The shift toward transparent and measurable cleaning operations
After robotics became part of daily cleaning routines, they began to generate measurable proof of work. Cleaning paths could be tracked, timings logged, and gaps identified.
That shift changed the nature of conversations with clients. It was no longer enough to say a job had been completed; it had to be documented. “Clients now want transparency, not assurance,” Cawdron says. At his site, cleaning activity is displayed on a live digital floor plan. Areas move from red to green as tasks are completed, allowing supervisors to monitor progress in real time. If something is delayed or missed, it is spotted early, not during an audit or after an incident. In that sense, cleaning has evolved into a form of operational intelligence rather than routine maintenance.
Once cleaning activity could be tracked and reported, expectations widened. The same demand for visibility is now being applied to sustainability, including how much water is being used, what chemicals are applied and the energy consumed to deliver the service.
At the distribution centres Cawdron oversees, those pressures are already shaping day-to-day decisions. Battery-powered machines have replaced older fuel-driven models in several locations. Chemical-free scrubber dryers are now being used where possible to reduce the need for detergents and water. Deliveries of cleaning products have also been reduced and consolidated to avoid unnecessary vehicle movements.

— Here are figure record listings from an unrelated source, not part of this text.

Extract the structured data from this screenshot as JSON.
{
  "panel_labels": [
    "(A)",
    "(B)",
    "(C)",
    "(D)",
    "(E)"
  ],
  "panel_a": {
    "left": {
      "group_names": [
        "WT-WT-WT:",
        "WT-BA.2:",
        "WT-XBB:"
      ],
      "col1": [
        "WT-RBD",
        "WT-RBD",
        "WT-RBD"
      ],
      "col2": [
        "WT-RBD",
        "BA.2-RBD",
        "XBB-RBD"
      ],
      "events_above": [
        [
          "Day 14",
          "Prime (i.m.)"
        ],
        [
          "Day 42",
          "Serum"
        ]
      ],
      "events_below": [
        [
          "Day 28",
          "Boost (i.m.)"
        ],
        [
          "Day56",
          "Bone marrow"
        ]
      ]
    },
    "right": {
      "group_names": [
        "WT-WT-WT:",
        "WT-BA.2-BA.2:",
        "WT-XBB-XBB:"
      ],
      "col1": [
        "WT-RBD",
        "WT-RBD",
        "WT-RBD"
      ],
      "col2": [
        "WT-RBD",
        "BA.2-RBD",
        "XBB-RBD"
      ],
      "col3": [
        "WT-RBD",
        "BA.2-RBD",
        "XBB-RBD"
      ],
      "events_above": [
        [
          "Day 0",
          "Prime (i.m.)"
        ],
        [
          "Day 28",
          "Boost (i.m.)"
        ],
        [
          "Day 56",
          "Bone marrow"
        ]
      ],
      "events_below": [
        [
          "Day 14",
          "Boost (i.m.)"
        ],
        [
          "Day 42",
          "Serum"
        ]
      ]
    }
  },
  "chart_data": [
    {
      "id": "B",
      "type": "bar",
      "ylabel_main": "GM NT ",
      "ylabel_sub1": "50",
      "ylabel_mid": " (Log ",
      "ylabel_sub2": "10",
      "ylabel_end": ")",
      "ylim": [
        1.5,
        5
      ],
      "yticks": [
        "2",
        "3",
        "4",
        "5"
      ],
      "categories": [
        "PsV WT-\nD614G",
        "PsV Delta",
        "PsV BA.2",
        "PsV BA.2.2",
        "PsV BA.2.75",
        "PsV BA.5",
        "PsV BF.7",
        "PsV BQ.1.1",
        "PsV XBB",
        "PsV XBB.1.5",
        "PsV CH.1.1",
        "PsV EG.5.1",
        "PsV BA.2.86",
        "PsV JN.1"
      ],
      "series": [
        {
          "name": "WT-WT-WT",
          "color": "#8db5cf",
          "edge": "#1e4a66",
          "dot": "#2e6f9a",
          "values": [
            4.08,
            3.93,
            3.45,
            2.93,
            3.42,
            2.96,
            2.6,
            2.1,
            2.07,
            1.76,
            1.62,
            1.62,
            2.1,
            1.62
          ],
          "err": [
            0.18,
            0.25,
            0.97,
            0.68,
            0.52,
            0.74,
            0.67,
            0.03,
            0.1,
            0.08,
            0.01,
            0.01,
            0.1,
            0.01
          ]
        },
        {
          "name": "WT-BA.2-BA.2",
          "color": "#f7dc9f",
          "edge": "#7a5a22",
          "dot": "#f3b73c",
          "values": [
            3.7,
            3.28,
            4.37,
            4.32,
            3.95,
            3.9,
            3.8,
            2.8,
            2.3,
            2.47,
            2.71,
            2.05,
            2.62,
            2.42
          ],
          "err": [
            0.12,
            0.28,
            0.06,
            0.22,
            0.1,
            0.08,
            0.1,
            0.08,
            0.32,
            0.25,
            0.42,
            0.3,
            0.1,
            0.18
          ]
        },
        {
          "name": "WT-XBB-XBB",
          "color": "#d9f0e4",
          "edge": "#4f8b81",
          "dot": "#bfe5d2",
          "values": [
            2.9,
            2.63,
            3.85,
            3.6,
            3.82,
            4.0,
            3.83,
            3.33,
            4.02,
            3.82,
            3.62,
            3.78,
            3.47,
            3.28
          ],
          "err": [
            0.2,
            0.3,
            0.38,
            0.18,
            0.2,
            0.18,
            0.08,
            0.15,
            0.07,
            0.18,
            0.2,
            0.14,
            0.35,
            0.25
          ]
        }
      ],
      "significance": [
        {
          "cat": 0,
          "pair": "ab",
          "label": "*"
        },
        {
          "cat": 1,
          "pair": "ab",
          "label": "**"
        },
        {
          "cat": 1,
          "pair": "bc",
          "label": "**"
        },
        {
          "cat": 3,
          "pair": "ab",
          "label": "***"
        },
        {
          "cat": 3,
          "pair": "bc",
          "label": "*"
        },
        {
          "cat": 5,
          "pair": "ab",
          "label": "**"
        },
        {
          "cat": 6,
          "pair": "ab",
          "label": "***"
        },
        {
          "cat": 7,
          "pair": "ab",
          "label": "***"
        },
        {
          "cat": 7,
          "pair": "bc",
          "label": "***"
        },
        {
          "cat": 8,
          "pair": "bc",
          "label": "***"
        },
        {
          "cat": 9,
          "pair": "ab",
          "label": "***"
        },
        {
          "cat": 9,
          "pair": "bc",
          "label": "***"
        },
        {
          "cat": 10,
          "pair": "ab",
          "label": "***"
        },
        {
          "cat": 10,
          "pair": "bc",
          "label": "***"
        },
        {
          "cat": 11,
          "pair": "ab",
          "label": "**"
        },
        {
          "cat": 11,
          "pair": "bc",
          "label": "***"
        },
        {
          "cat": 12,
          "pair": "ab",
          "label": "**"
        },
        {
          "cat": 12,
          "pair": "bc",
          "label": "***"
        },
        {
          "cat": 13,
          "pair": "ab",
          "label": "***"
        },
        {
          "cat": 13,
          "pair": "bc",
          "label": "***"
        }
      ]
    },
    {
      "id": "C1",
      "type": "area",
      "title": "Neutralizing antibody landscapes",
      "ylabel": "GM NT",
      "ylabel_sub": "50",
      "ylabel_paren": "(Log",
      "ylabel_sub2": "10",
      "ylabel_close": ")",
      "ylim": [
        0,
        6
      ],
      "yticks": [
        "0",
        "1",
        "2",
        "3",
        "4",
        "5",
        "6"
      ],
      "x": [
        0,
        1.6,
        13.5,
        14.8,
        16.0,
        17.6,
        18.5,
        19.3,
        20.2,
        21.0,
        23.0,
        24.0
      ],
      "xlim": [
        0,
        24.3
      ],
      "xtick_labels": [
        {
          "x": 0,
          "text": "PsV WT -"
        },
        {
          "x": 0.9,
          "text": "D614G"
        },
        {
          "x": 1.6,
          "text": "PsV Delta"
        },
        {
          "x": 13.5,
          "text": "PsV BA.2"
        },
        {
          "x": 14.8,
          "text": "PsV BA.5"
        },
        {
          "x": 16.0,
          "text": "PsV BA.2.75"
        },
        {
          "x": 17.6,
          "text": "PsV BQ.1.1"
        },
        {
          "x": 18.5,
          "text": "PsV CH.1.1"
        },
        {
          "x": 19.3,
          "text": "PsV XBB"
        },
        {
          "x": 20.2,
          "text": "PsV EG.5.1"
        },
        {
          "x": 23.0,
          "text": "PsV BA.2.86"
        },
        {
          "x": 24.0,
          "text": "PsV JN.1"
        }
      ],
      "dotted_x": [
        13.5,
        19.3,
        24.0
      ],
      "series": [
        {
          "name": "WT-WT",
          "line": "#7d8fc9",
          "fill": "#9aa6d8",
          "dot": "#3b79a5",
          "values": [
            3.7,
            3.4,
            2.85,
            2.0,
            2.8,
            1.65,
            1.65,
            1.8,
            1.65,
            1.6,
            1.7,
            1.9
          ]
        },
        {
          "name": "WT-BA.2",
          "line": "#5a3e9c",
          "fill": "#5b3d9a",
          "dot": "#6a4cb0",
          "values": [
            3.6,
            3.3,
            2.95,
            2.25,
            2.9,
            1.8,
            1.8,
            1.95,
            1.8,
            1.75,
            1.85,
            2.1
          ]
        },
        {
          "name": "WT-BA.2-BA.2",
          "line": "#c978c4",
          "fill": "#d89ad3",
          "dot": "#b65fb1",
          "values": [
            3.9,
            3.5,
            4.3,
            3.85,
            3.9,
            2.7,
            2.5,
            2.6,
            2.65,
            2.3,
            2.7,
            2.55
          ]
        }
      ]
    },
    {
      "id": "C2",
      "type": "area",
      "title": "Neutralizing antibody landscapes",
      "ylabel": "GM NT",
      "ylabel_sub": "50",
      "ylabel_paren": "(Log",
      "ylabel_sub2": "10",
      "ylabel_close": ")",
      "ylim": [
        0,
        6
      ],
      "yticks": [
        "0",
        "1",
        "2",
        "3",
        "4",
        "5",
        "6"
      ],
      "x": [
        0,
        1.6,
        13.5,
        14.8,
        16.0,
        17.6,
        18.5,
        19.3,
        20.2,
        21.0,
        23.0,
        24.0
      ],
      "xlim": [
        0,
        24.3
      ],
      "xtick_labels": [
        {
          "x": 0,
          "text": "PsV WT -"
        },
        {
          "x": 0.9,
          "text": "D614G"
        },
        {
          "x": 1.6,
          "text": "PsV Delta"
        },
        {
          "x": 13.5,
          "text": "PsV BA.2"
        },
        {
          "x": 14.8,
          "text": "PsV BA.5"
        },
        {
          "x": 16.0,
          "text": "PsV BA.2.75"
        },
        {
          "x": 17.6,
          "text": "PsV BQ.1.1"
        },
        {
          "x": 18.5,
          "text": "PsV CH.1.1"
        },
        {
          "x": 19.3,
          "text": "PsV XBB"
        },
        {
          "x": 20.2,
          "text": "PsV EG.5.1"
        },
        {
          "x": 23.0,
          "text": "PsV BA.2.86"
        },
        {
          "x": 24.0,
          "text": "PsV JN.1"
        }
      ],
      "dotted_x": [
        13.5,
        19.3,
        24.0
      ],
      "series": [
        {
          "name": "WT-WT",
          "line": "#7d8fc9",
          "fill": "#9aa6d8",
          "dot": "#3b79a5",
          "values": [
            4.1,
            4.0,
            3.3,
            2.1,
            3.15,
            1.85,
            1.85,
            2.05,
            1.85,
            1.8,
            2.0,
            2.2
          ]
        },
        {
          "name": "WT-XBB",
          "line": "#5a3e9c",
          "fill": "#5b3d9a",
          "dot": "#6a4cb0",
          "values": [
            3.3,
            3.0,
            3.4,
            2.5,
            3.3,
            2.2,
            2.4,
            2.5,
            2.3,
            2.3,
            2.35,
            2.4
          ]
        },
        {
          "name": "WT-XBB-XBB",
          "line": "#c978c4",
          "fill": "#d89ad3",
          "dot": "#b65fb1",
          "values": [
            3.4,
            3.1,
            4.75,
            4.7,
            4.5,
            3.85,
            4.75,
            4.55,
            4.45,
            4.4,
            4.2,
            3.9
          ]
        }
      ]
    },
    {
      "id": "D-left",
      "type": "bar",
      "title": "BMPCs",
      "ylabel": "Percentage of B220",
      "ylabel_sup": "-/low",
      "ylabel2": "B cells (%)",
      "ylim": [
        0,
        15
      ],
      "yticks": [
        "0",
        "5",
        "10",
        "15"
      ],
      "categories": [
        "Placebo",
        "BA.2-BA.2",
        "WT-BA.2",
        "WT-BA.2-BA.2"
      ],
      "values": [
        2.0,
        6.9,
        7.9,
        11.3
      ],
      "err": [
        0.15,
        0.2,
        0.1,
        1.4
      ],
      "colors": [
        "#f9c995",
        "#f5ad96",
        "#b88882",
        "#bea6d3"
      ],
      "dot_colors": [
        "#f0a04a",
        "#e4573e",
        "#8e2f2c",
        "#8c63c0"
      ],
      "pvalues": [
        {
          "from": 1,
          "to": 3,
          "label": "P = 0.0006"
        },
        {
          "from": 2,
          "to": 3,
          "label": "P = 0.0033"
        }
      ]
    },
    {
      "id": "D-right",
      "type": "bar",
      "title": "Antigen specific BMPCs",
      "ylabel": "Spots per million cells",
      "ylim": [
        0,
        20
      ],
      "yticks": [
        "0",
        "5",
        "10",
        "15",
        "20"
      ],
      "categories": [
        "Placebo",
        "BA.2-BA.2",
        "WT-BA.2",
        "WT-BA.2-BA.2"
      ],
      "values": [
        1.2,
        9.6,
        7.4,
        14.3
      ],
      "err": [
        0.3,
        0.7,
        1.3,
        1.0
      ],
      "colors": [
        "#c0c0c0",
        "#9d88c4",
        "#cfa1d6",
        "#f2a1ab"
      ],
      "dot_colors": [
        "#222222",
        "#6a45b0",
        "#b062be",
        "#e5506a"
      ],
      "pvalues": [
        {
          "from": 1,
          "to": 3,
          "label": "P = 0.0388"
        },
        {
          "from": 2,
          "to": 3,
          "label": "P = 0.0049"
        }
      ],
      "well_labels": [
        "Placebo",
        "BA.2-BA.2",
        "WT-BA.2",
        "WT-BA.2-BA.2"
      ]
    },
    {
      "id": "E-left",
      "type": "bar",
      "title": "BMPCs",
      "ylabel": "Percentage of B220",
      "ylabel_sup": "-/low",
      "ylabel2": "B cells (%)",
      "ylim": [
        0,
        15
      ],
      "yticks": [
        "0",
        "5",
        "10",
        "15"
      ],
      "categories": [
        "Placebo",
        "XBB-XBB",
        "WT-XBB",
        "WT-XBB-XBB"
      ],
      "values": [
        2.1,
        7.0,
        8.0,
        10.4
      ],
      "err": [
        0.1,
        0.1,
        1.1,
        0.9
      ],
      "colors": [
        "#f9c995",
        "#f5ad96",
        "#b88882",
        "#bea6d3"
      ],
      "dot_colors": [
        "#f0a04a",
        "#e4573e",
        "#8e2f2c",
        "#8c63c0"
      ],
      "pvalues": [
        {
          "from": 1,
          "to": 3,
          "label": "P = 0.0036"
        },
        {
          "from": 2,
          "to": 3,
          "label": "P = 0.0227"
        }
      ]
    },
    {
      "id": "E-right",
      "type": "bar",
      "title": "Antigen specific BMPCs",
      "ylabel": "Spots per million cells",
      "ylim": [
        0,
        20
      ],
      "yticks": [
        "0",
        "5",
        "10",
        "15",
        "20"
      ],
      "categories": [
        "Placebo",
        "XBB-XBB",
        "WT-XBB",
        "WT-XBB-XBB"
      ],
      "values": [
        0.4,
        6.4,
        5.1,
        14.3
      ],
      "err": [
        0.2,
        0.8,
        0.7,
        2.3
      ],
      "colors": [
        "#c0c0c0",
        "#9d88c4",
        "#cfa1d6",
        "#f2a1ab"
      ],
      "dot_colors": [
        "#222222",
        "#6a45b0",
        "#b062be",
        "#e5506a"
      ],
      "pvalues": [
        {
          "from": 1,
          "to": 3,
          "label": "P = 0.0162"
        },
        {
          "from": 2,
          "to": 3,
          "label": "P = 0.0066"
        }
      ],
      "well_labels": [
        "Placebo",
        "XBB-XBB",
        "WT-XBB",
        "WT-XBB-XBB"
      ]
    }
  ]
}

None of this, he explains, is framed as voluntary environmental goodwill. “It’s written into the contract now. Clients expect you to show how you’re reducing impact. It gets scored just like cost or compliance.”
Bringing people, data and automation together in the warehouse
When asked about the future of cleaning in distribution centres, Cawdron doesn’t talk about more robots. He talks about connection. The next stage, he says, is not adding technology, but integrating it, making cleaning part of the same system that runs the warehouse.
Right now, that system is fragmented. Robot data sits in one platform, shift schedules in another, maintenance logs somewhere else. “The technology exists,” Cawdron says, “but it isn’t connected.”
Cawdron expects cleaning, operations and facilities to move toward fully integrated platforms where activity is tracked in real time and decisions are based on risk rather than routine.
He is certain of two things. First, people will always remain part of the process. Their roles will evolve but will not disappear. Second, the companies that lead this transformation will no longer treat cleaning as an outsourced task. They will embed it within their operations, alongside data, automation and daily decision-making.
“That’s where it’s going,” Cawdron concludes. “Cleaning, data and automation working inside the heartbeat of the site.”